We planned to recruit patients 3 months after their stroke, to allow time for the establishment of medication routines; however, many patients were prescribed antihypertensives before their stroke and so the intervention may be more effective if delivered earlier. All participants were White British, had had an ischaemic stroke and tended towards higher socio-economic status; thus, the intervention warrants evaluation with more diverse populations. However, although those from more deprived areas reported lower adherence overall, socio-demographic status was not related to increases in self-reported adherence from pretreatment to follow-up, suggesting that our intervention may be effective across social domains. We also acknowledge that other factors that were not measured in the current study, such as depression and social support, may also contribute to non-adherence of medication.

Conclusions

The current study has shown that a combined brief intervention which addresses patients’ erroneous beliefs about medication and stroke to reduce intentional non-adherence, in conjunction with introducing an implementation intentions plan to reduce forgetting, can improve adherence to preventive medication by 10 % in an older population of stroke patients, over and above any effects of measurement or high therapeutic contact. The effect found was equivalent to taking one additional dose in ten within ±3 h of a regular time.

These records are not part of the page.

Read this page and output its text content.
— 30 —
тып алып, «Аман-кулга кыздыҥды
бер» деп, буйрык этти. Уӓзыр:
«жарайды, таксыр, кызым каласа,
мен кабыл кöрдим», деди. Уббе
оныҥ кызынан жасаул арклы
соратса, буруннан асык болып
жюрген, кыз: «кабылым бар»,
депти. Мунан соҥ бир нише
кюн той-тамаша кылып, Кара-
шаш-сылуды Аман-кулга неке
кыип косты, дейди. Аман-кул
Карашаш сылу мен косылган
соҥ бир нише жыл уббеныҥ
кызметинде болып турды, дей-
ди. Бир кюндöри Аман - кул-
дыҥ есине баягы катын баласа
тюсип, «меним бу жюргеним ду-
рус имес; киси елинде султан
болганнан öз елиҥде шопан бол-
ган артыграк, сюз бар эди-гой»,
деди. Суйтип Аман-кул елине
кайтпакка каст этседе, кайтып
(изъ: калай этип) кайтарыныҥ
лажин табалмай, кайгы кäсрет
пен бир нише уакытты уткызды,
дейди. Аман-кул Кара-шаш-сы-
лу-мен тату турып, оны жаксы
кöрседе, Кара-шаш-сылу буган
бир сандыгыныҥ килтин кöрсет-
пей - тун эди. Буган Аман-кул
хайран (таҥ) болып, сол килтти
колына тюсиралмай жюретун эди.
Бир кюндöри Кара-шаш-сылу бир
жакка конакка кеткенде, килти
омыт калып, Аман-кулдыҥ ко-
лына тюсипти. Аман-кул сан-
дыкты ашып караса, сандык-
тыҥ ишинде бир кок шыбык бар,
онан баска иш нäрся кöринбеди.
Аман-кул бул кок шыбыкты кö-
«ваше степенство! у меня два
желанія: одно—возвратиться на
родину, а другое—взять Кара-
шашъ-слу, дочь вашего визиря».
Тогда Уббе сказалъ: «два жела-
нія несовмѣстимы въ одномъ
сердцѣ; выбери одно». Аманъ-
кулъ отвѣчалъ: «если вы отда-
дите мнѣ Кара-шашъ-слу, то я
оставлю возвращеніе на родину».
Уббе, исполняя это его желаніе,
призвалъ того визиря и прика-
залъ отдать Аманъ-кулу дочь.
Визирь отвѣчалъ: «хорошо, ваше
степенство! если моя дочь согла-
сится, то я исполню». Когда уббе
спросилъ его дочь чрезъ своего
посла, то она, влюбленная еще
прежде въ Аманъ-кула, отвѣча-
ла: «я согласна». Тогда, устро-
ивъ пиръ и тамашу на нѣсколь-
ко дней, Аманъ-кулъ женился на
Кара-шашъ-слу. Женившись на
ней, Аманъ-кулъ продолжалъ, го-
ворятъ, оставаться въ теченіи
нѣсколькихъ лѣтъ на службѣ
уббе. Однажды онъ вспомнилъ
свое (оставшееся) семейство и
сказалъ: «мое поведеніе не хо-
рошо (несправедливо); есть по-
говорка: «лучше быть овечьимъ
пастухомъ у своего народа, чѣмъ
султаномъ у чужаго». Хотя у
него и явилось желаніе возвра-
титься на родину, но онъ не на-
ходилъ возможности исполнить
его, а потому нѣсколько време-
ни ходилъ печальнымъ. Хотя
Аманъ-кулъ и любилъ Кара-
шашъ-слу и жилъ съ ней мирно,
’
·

Using plans to establish routines may help older adults adhere to time-regulated tasks by making them automatic habits, whilst addressing patients’ concerns may result in less reluctance to take medication. It has also been suggested that negative views about treatment may underlie unintentional, as well as intentional, reasons for not taking medication [34]; thus, it is plausible that the observed reduction in medication concerns led to decreases in both forgetting and choosing not to take medication in the current study.

This pilot was conducted in stroke survivors; however, it may well be generalizable to other patients on multiple medications. We estimate that the active part of the intervention took no more than 30 min, spread over sessions 1 and 2. Although our approach may be more resource-intensive than simpler interventions, such as telephone reminders or mobile phone alarms, our findings suggest that it is important to address not just non-intentional adherence but also intentional adherence by eliciting and addressing patients’ underlying beliefs which are likely to affect their medication-taking. Hence, there remains a need for personalised interventions to increase adherence. We believe that this simple, relatively brief intervention could address this need, particularly if delivered in a healthcare setting at the time when medication for a chronic condition was first prescribed.

We observed small to medium (0.17 to 0.59) effects on all the main outcome measures. Using G*Power [35] to estimate the sample sizes required to detect these effects in a larger-scale study, sample sizes varied from n = 102 to n = 240. Allowing for 20 % attrition, this would mean a total sample size of 288 patients would be large enough to detect the effects found in the current study. The next step, therefore, is to confirm this effect in an adequately powered RCT to demonstrate that the intervention can be successfully delivered by trained health professionals (e.g. nurses) in different healthcare settings.